A crunchy almond brittle with a smooth, buttery finish, this treat is perfect for gifting.
The Recipe for Almond Rock
Published back in 1939, this recipe for Almond Rock seemed easy enough to follow – and it is hard to resist a nut brittle recipe.
Ingredients for Almond Rock
The ingredients you’ll need are:
- brown sugar
- caster sugar
- blanched or slivered almonds (or a combination of both)
- hot water
- cream of tartar.
The ingredient measurements can be found in the recipe card at the end of this post.
How to make Almond Rock
Start by greasing a slice tray.
If you have a sweet thermometer, get that out too. It’s not essential, but will help get the timing precise.
Next, place the butter in a saucepan and melt over low heat.
TIP: Make sure you use a large saucepan as the mixture will froth up a lot!
Add the two types of sugar, hot water and cream of tartar and stir over medium heat to dissolve the sugar.
Bring to the boil and then adjust the temperature so it maintains a steady boil. You may need to reduce the temperature to the lowest available.
Now, if you have a sweet thermometer, use that and keep boiling – without stirring – until the temperature of the mixture reaches 135-140 degrees celsius/275-285 degrees fahrenheit.
If you don’t have a sweet thermometer, boil for 15-20 minutes.
Once the sugar mixture is ready, remove from heat and pour into the greased tray immediately. Sprinkle almonds evenly over mixture and leave to cool completely.
When cool and completely set, invert the tray and tap the bottom of tray with a rolling pin or similar to release the almond rock from the tray.
Once released, it’s time to have a bit of fun. Hit sharply with a meat tenderiser or similar to break into pieces.
Woohoo! So satisfying.
Q. How do you store Almond Rock?
Store Almond Rock in an airtight container in a cool, dry place.
Q. How long will it keep?
It should keep up to a few weeks. Unless you have a dad like mine – it’ll be gone in 24 hours.
Q. Do you have other recipes for food that I can gift?
Almond Rock (Almond Toffee)
- sweet thermometer (useful but not absolutely essential)
- slice tray (27 x 17cm approximately)
- 1 1/2 cups brown sugar (290 grams)
- 1/2 cup caster sugar (100 grams)
- 125 grams butter
- 170 grams blanched almonds or slivered almonds (or a combination of both)

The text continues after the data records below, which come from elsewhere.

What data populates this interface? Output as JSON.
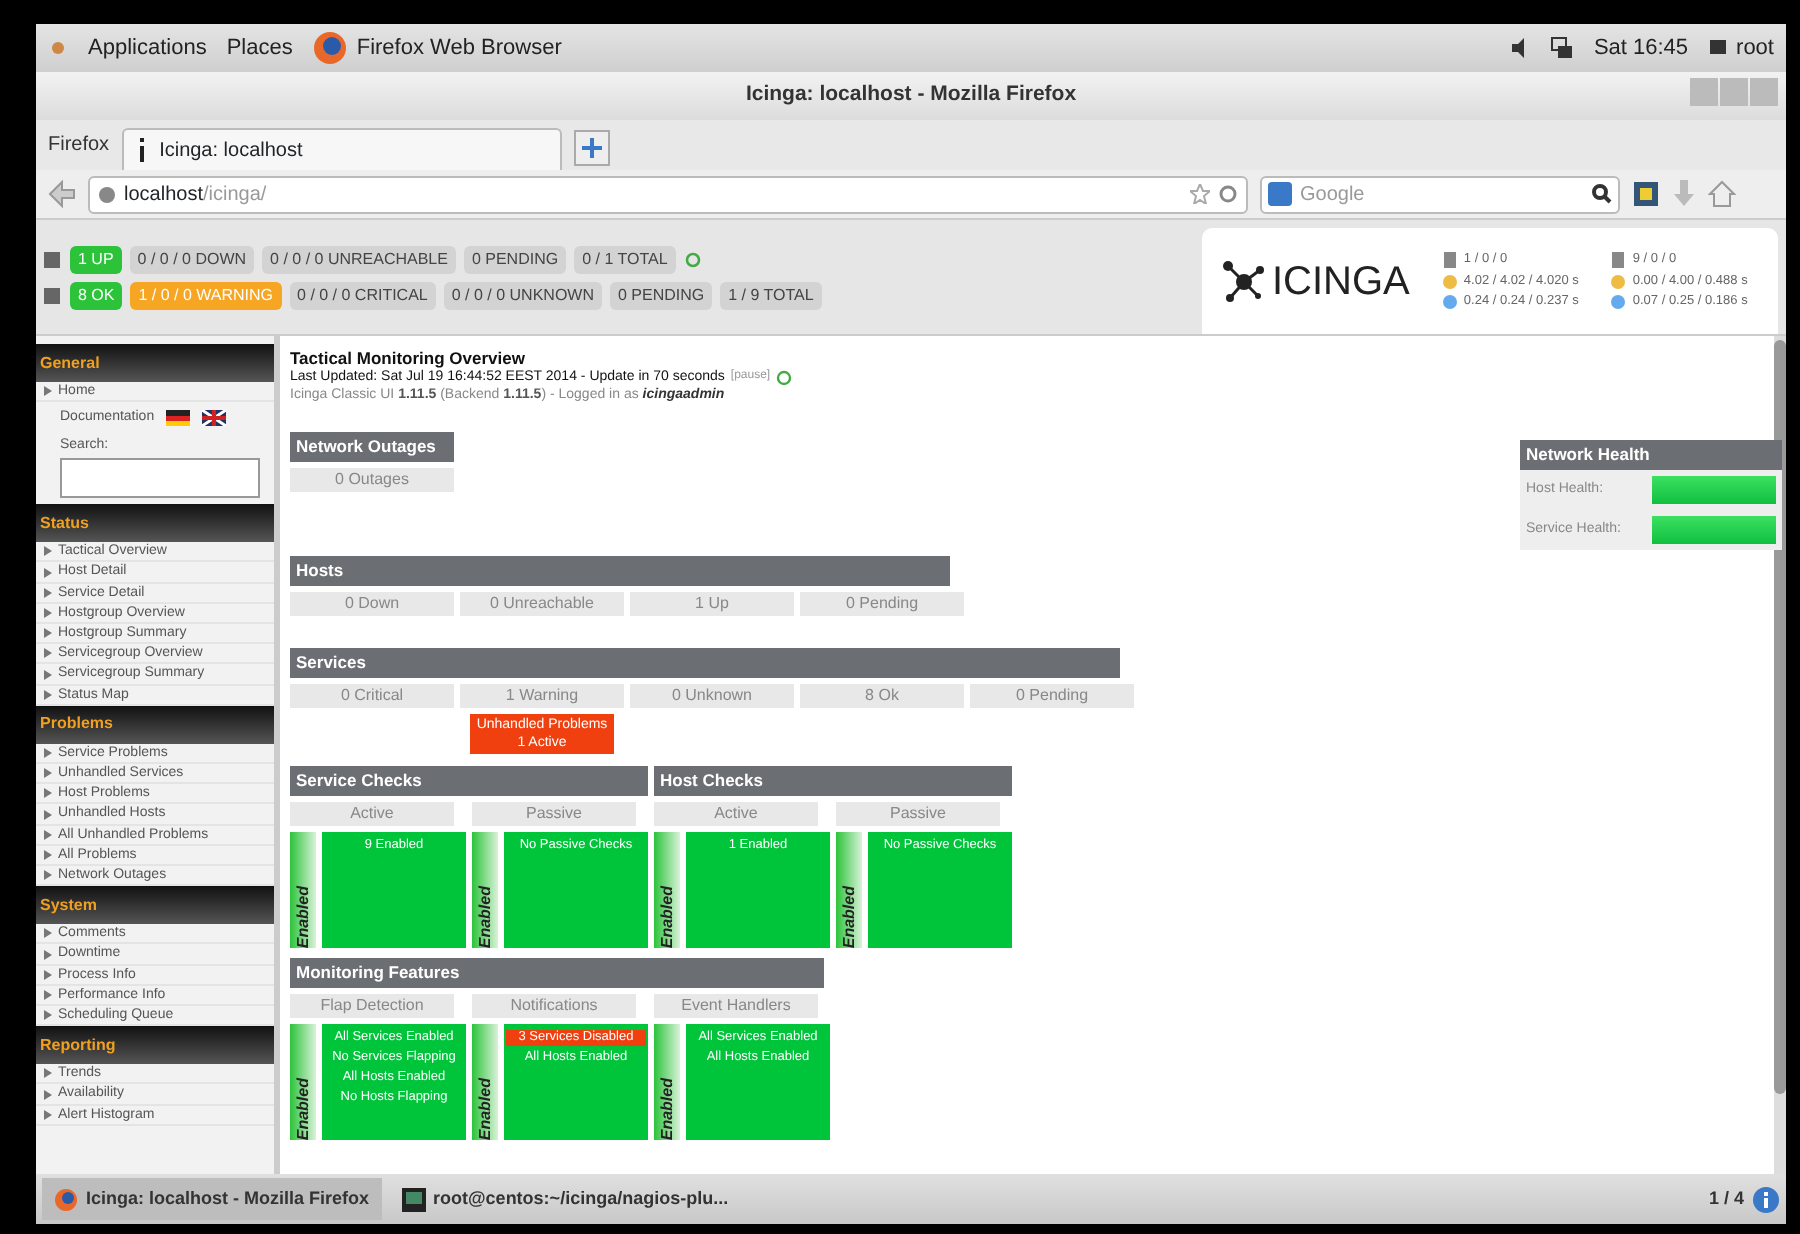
{
  "desktop_bar": {
    "menus": [
      "Applications",
      "Places"
    ],
    "active_app": "Firefox Web Browser",
    "clock": "Sat 16:45",
    "user": "root"
  },
  "window": {
    "title": "Icinga: localhost - Mozilla Firefox"
  },
  "browser": {
    "menu": "Firefox",
    "tabs": [
      {
        "label": "Icinga: localhost",
        "selected": true
      }
    ],
    "url_host": "localhost",
    "url_path": "/icinga/",
    "search_placeholder": "Google"
  },
  "status_header": {
    "host_row": [
      {
        "text": "1 UP",
        "kind": "ok"
      },
      {
        "text": "0 / 0 / 0 DOWN",
        "kind": "neutral"
      },
      {
        "text": "0 / 0 / 0 UNREACHABLE",
        "kind": "neutral"
      },
      {
        "text": "0 PENDING",
        "kind": "neutral"
      },
      {
        "text": "0 / 1 TOTAL",
        "kind": "neutral"
      }
    ],
    "service_row": [
      {
        "text": "8 OK",
        "kind": "ok"
      },
      {
        "text": "1 / 0 / 0 WARNING",
        "kind": "warning"
      },
      {
        "text": "0 / 0 / 0 CRITICAL",
        "kind": "neutral"
      },
      {
        "text": "0 / 0 / 0 UNKNOWN",
        "kind": "neutral"
      },
      {
        "text": "0 PENDING",
        "kind": "neutral"
      },
      {
        "text": "1 / 9 TOTAL",
        "kind": "neutral"
      }
    ],
    "logo": "ICINGA",
    "host_stats": [
      "1 / 0 / 0",
      "4.02 / 4.02 / 4.020 s",
      "0.24 / 0.24 / 0.237 s"
    ],
    "service_stats": [
      "9 / 0 / 0",
      "0.00 / 4.00 / 0.488 s",
      "0.07 / 0.25 / 0.186 s"
    ]
  },
  "sidebar": [
    {
      "title": "General",
      "items": [
        {
          "label": "Home",
          "kind": "link"
        },
        {
          "label": "Documentation",
          "kind": "docs"
        },
        {
          "label": "Search:",
          "kind": "search"
        }
      ]
    },
    {
      "title": "Status",
      "items": [
        {
          "label": "Tactical Overview",
          "kind": "link"
        },
        {
          "label": "Host Detail",
          "kind": "link"
        },
        {
          "label": "Service Detail",
          "kind": "link"
        },
        {
          "label": "Hostgroup Overview",
          "kind": "link"
        },
        {
          "label": "Hostgroup Summary",
          "kind": "link"
        },
        {
          "label": "Servicegroup Overview",
          "kind": "link"
        },
        {
          "label": "Servicegroup Summary",
          "kind": "link"
        },
        {
          "label": "Status Map",
          "kind": "link"
        }
      ]
    },
    {
      "title": "Problems",
      "items": [
        {
          "label": "Service Problems",
          "kind": "link"
        },
        {
          "label": "Unhandled Services",
          "kind": "link"
        },
        {
          "label": "Host Problems",
          "kind": "link"
        },
        {
          "label": "Unhandled Hosts",
          "kind": "link"
        },
        {
          "label": "All Unhandled Problems",
          "kind": "link"
        },
        {
          "label": "All Problems",
          "kind": "link"
        },
        {
          "label": "Network Outages",
          "kind": "link"
        }
      ]
    },
    {
      "title": "System",
      "items": [
        {
          "label": "Comments",
          "kind": "link"
        },
        {
          "label": "Downtime",
          "kind": "link"
        },
        {
          "label": "Process Info",
          "kind": "link"
        },
        {
          "label": "Performance Info",
          "kind": "link"
        },
        {
          "label": "Scheduling Queue",
          "kind": "link"
        }
      ]
    },
    {
      "title": "Reporting",
      "items": [
        {
          "label": "Trends",
          "kind": "link"
        },
        {
          "label": "Availability",
          "kind": "link"
        },
        {
          "label": "Alert Histogram",
          "kind": "link"
        }
      ]
    }
  ],
  "main": {
    "title": "Tactical Monitoring Overview",
    "last_updated": "Last Updated: Sat Jul 19 16:44:52 EEST 2014 - Update in 70 seconds",
    "pause_link": "[pause]",
    "version_line": "Icinga Classic UI **1.11.5** (Backend **1.11.5**) - Logged in as *icingaadmin*",
    "network_outages": {
      "title": "Network Outages",
      "cells": [
        "0 Outages"
      ]
    },
    "hosts": {
      "title": "Hosts",
      "cells": [
        "0 Down",
        "0 Unreachable",
        "1 Up",
        "0 Pending"
      ]
    },
    "services": {
      "title": "Services",
      "cells": [
        {
          "text": "0 Critical"
        },
        {
          "text": "1 Warning",
          "unhandled": [
            "Unhandled Problems",
            "1 Active"
          ]
        },
        {
          "text": "0 Unknown"
        },
        {
          "text": "8 Ok"
        },
        {
          "text": "0 Pending"
        }
      ]
    },
    "check_groups": [
      {
        "title": "Service Checks",
        "columns": [
          {
            "heading": "Active",
            "state": "Enabled",
            "lines": [
              {
                "text": "9 Enabled",
                "kind": "normal"
              }
            ]
          },
          {
            "heading": "Passive",
            "state": "Enabled",
            "lines": [
              {
                "text": "No Passive Checks",
                "kind": "normal"
              }
            ]
          }
        ]
      },
      {
        "title": "Host Checks",
        "columns": [
          {
            "heading": "Active",
            "state": "Enabled",
            "lines": [
              {
                "text": "1 Enabled",
                "kind": "normal"
              }
            ]
          },
          {
            "heading": "Passive",
            "state": "Enabled",
            "lines": [
              {
                "text": "No Passive Checks",
                "kind": "normal"
              }
            ]
          }
        ]
      }
    ],
    "monitoring_features": {
      "title": "Monitoring Features",
      "columns": [
        {
          "heading": "Flap Detection",
          "state": "Enabled",
          "lines": [
            {
              "text": "All Services Enabled",
              "kind": "normal"
            },
            {
              "text": "No Services Flapping",
              "kind": "normal"
            },
            {
              "text": "All Hosts Enabled",
              "kind": "normal"
            },
            {
              "text": "No Hosts Flapping",
              "kind": "normal"
            }
          ]
        },
        {
          "heading": "Notifications",
          "state": "Enabled",
          "lines": [
            {
              "text": "3 Services Disabled",
              "kind": "problem"
            },
            {
              "text": "All Hosts Enabled",
              "kind": "normal"
            }
          ]
        },
        {
          "heading": "Event Handlers",
          "state": "Enabled",
          "lines": [
            {
              "text": "All Services Enabled",
              "kind": "normal"
            },
            {
              "text": "All Hosts Enabled",
              "kind": "normal"
            }
          ]
        }
      ]
    },
    "network_health": {
      "title": "Network Health",
      "bars": [
        {
          "label": "Host Health:",
          "level": 1.0
        },
        {
          "label": "Service Health:",
          "level": 1.0
        }
      ]
    }
  },
  "taskbar": {
    "items": [
      {
        "label": "Icinga: localhost - Mozilla Firefox",
        "selected": true
      },
      {
        "label": "root@centos:~/icinga/nagios-plu...",
        "selected": false
      }
    ],
    "pager": "1 / 4"
  }
}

- 1/2 cup hot water (125 ml)
- 1 teaspoon cream of tartar
- Grease a slice tray.
- Place butter in a saucepan and melt over low heat.

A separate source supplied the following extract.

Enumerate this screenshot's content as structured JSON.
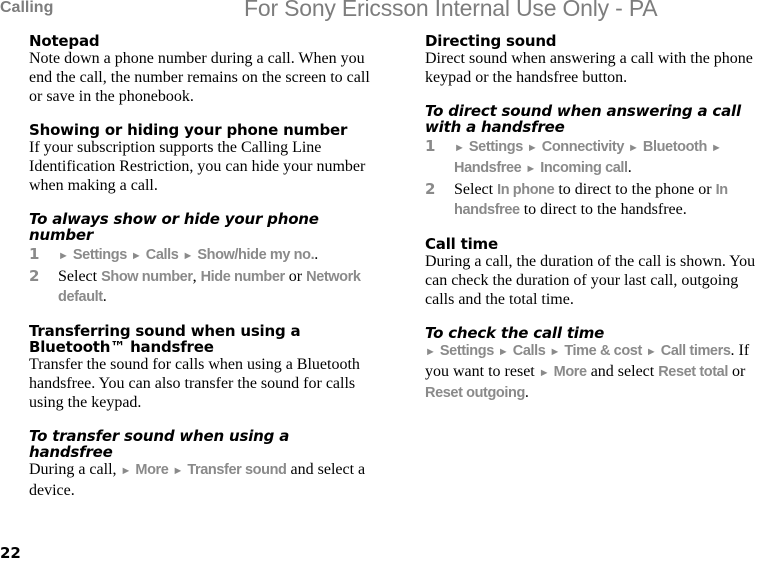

- Add sugars, hot water and cream of tartar and stir over medium heat to dissolve the sugar.
- Bring to the boil and then adjust heat to continue boiling for 15-20 minutes or until the temperature reaches 135-140 degrees celsius/275-285 degrees fahrenheit.
- Pour into the greased tray and sprinkle almonds evenly over mixture. Leave on the kitchen bench to cool completely.
- When cool, invert the tray and tap bottom of tray with a rolling pin or similar to release the almond rock from the tray. Once released, hit sharply with a meat tenderiser or similar to break into pieces.